Core earnings per share reached $2.20, a 4 percent increase year-on-year but a penny below the analyst forecast of $2.21. Core operating margin contracted 40 basis points to 16.8 percent. PepsiCo shares, trading under the ticker PEP, were muted in premarket trading as investors weighed better-than-expected revenue against the earnings shortfall and the cautionary language from the top.
“The consumer is worse than what we had anticipated, and it’s driven mainly by gas prices,” Laguarta said on the company’s earnings call. The sentence summarized a quarter in which PepsiCo’s U.S. businesses lagged its international operations by a wide margin and in which the company’s ability to defend earnings came under pressure even as its top line held.
The domestic picture was clearest in PepsiCo Foods North America, which posted organic revenue of negative 2 percent in the second quarter. The business, which houses Lay’s, Doritos, Cheetos, and Quaker, generated less revenue on an organic basis than in the same period last year. PepsiCo Beverages North America fared better, registering 1 percent organic growth, but both segments underperformed the company’s consolidated organic revenue growth rate of 2.4 percent.
The story outside North America was different. Latin America posted organic revenue growth of 4 percent. Europe, the Middle East, and Africa combined for 6 percent. Asia-Pacific came in at 9 percent, the strongest regional performance in the quarter and one that reflects PepsiCo’s ongoing market-share gains in economies that have been less exposed to U.S. energy cost dynamics. Globally, food volume grew 3 percent and beverage volume increased 2 percent – a company selling more products by unit, not just by price.

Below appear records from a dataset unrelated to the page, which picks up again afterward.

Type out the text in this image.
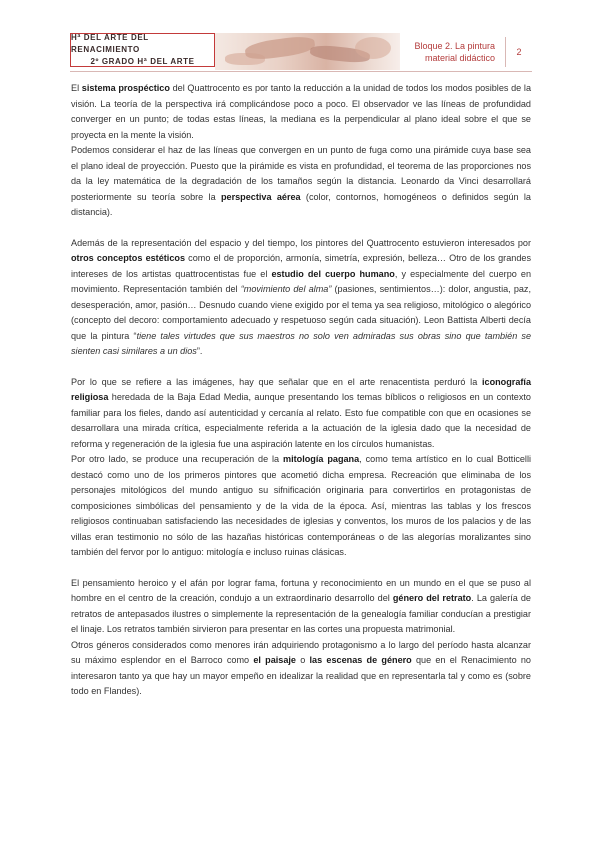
Hª DEL ARTE DEL RENACIMIENTO
2º GRADO Hª DEL ARTE
Bloque 2. La pintura
material didáctico
2

El sistema prospéctico del Quattrocento es por tanto la reducción a la unidad de todos los modos posibles de la visión. La teoría de la perspectiva irá complicándose poco a poco. El observador ve las líneas de profundidad converger en un punto; de todas estas líneas, la mediana es la perpendicular al plano ideal sobre el que se proyecta en la mente la visión.

Podemos considerar el haz de las líneas que convergen en un punto de fuga como una pirámide cuya base sea el plano ideal de proyección. Puesto que la pirámide es vista en profundidad, el teorema de las proporciones nos da la ley matemática de la degradación de los tamaños según la distancia. Leonardo da Vinci desarrollará posteriormente su teoría sobre la perspectiva aérea (color, contornos, homogéneos o definidos según la distancia).

Además de la representación del espacio y del tiempo, los pintores del Quattrocento estuvieron interesados por otros conceptos estéticos como el de proporción, armonía, simetría, expresión, belleza… Otro de los grandes intereses de los artistas quattrocentistas fue el estudio del cuerpo humano, y especialmente del cuerpo en movimiento. Representación también del “movimiento del alma” (pasiones, sentimientos…): dolor, angustia, paz, desesperación, amor, pasión… Desnudo cuando viene exigido por el tema ya sea religioso, mitológico o alegórico (concepto del decoro: comportamiento adecuado y respetuoso según cada situación). Leon Battista Alberti decía que la pintura “tiene tales virtudes que sus maestros no solo ven admiradas sus obras sino que también se sienten casi similares a un dios”.

Por lo que se refiere a las imágenes, hay que señalar que en el arte renacentista perduró la iconografía religiosa heredada de la Baja Edad Media, aunque presentando los temas bíblicos o religiosos en un contexto familiar para los fieles, dando así autenticidad y cercanía al relato. Esto fue compatible con que en ocasiones se desarrollara una mirada crítica, especialmente referida a la actuación de la iglesia dado que la necesidad de reforma y regeneración de la iglesia fue una aspiración latente en los círculos humanistas.

Por otro lado, se produce una recuperación de la mitología pagana, como tema artístico en lo cual Botticelli destacó como uno de los primeros pintores que acometió dicha empresa. Recreación que eliminaba de los personajes mitológicos del mundo antiguo su sifnificación originaria para convertirlos en protagonistas de composiciones simbólicas del pensamiento y de la vida de la época. Así, mientras las tablas y los frescos religiosos continuaban satisfaciendo las necesidades de iglesias y conventos, los muros de los palacios y de las villas eran testimonio no sólo de las hazañas históricas contemporáneas o de las alegorías moralizantes sino también del fervor por lo antiguo: mitología e incluso ruinas clásicas.

El pensamiento heroico y el afán por lograr fama, fortuna y reconocimiento en un mundo en el que se puso al hombre en el centro de la creación, condujo a un extraordinario desarrollo del género del retrato. La galería de retratos de antepasados ilustres o simplemente la representación de la genealogía familiar conducían a prestigiar el linaje. Los retratos también sirvieron para presentar en las cortes una propuesta matrimonial.

Otros géneros considerados como menores irán adquiriendo protagonismo a lo largo del período hasta alcanzar su máximo esplendor en el Barroco como el paisaje o las escenas de género que en el Renacimiento no interesaron tanto ya que hay un mayor empeño en idealizar la realidad que en representarla tal y como es (sobre todo en Flandes).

Laguarta attributed the organic revenue result to “effective net pricing and a contribution from organic volume growth.” That framing carries weight in a consumer environment where volume growth has been harder to sustain than pricing gains. A food-and-beverage company that can grow both simultaneously is better positioned for a consumer-squeeze environment than one that must choose between the two.
The company affirmed its full-year guidance. PepsiCo maintained its forecast for 2 to 4 percent organic revenue growth and 4 to 6 percent core constant-currency earnings-per-share growth for 2026. Total cash returns to shareholders held at approximately $8.9 billion, a figure that encompasses both dividends and share repurchases. A core annual effective tax rate of approximately 22 percent was reaffirmed. The guidance affirmation suggested confidence that international strength would offset continued domestic softness, at least through year-end.

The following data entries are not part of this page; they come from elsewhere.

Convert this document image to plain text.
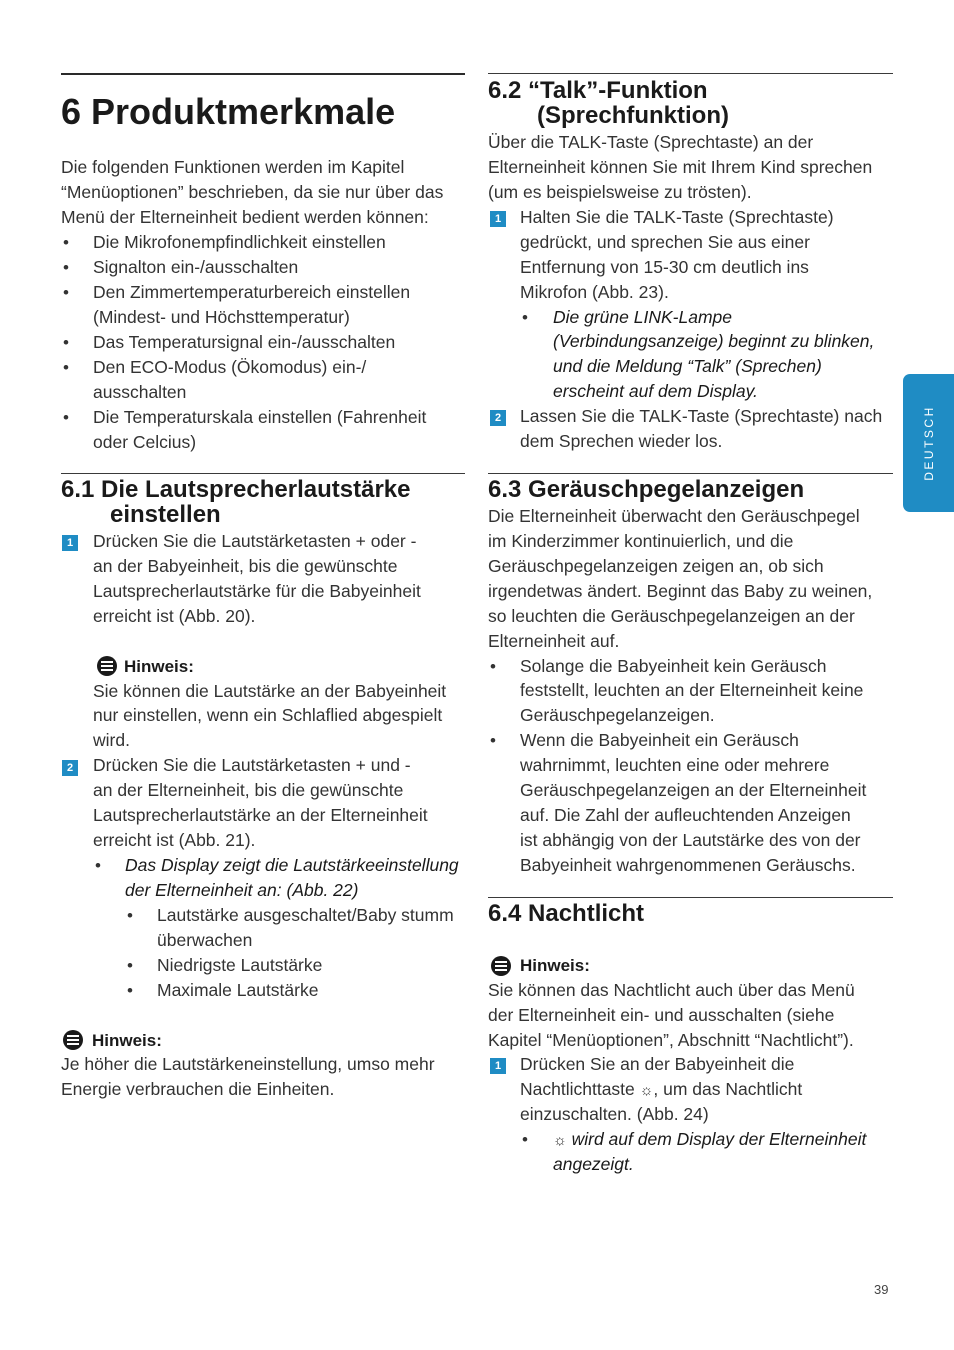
6 Produktmerkmale
Die folgenden Funktionen werden im Kapitel
“Menüoptionen” beschrieben, da sie nur über das
Menü der Elterneinheit bedient werden können:
• Die Mikrofonempfindlichkeit einstellen
• Signalton ein-/ausschalten
• Den Zimmertemperaturbereich einstellen
(Mindest- und Höchsttemperatur)
• Das Temperatursignal ein-/ausschalten
• Den ECO-Modus (Ökomodus) ein-/
ausschalten
• Die Temperaturskala einstellen (Fahrenheit
oder Celcius)
6.1 Die Lautsprecherlautstärke
einstellen
1 Drücken Sie die Lautstärketasten + oder -
an der Babyeinheit, bis die gewünschte
Lautsprecherlautstärke für die Babyeinheit
erreicht ist (Abb. 20).
Hinweis:
Sie können die Lautstärke an der Babyeinheit
nur einstellen, wenn ein Schlaflied abgespielt
wird.
2 Drücken Sie die Lautstärketasten + und -
an der Elterneinheit, bis die gewünschte
Lautsprecherlautstärke an der Elterneinheit
erreicht ist (Abb. 21).
• Das Display zeigt die Lautstärkeeinstellung
der Elterneinheit an: (Abb. 22)
• Lautstärke ausgeschaltet/Baby stumm
überwachen
• Niedrigste Lautstärke
• Maximale Lautstärke
Hinweis:
Je höher die Lautstärkeneinstellung, umso mehr
Energie verbrauchen die Einheiten.
6.2 “Talk”-Funktion
(Sprechfunktion)
Über die TALK-Taste (Sprechtaste) an der
Elterneinheit können Sie mit Ihrem Kind sprechen
(um es beispielsweise zu trösten).
1 Halten Sie die TALK-Taste (Sprechtaste)
gedrückt, und sprechen Sie aus einer
Entfernung von 15-30 cm deutlich ins
Mikrofon (Abb. 23).
• Die grüne LINK-Lampe
(Verbindungsanzeige) beginnt zu blinken,
und die Meldung “Talk” (Sprechen)
erscheint auf dem Display.
2 Lassen Sie die TALK-Taste (Sprechtaste) nach
dem Sprechen wieder los.
6.3 Geräuschpegelanzeigen
Die Elterneinheit überwacht den Geräuschpegel
im Kinderzimmer kontinuierlich, und die
Geräuschpegelanzeigen zeigen an, ob sich
irgendetwas ändert. Beginnt das Baby zu weinen,
so leuchten die Geräuschpegelanzeigen an der
Elterneinheit auf.
• Solange die Babyeinheit kein Geräusch
feststellt, leuchten an der Elterneinheit keine
Geräuschpegelanzeigen.
• Wenn die Babyeinheit ein Geräusch
wahrnimmt, leuchten eine oder mehrere
Geräuschpegelanzeigen an der Elterneinheit
auf. Die Zahl der aufleuchtenden Anzeigen
ist abhängig von der Lautstärke des von der
Babyeinheit wahrgenommenen Geräuschs.
6.4 Nachtlicht
Hinweis:
Sie können das Nachtlicht auch über das Menü
der Elterneinheit ein- und ausschalten (siehe
Kapitel “Menüoptionen”, Abschnitt “Nachtlicht”).
1 Drücken Sie an der Babyeinheit die
Nachtlichttaste ☼, um das Nachtlicht
einzuschalten. (Abb. 24)
• ☼ wird auf dem Display der Elterneinheit
angezeigt.
DEUTSCH
39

The 2026 environment has not been kind to consumer-staples companies exposed to gas prices. The sustained disruption to Hormuz shipping traffic has kept global energy costs elevated since the Iran-U.S. conflict earlier this year, and those costs transmit to household budgets at the pump. When consumers pay more to fill their tanks, Laguarta’s analysis goes, they buy fewer Lay’s. The mechanism is direct, the correction dependent on energy markets stabilizing.
The U.S. labor market has also shown signs of cooling, with June payrolls rising by only 57,000 jobs – a figure well below historical norms and one that, alongside elevated gas costs, describes a consumer whose budget headroom has been shrinking. PepsiCo’s negative food volume growth in North America fits that picture.
What Thursday’s report could not clarify is how durable the international strength will be if the same dynamics that are squeezing U.S. consumers start appearing in other markets. Asia-Pacific at 9 percent organic revenue growth is an encouraging number, but the segment remains smaller than either North American business in absolute revenue terms. Sustaining the top end of the full-year range requires the international businesses to keep performing, or the domestic situation to stabilize – or both. Laguarta said the company would continue to focus on “accelerating top line growth” through brand restaging and product innovation, without specifying when North American food would return to positive organic growth.
The $8.9 billion in projected shareholder returns signals that PepsiCo is not treating the current softness as a reason to conserve capital. Dividends have not been cut. Buybacks remain on schedule. But the quarter’s mechanics are worth noting: a company that beats revenue and misses earnings in the same period, while describing the U.S. consumer as worse than anticipated, is compressing margins to maintain volumes. That compression came in at 40 basis points this quarter. If gas prices remain elevated and North American food does not recover, the pressure does not automatically ease.
PepsiCo’s second quarter left the company in the position that many large consumer-staples names occupy in 2026: internationally healthy, domestically challenged, and reliant on the gap between those two dynamics to carry the year. Laguarta’s blunt assessment of the American consumer was the most useful sentence in Thursday’s presentation – not because it signaled a crisis, but because it named the mechanism and declined to predict when it ends.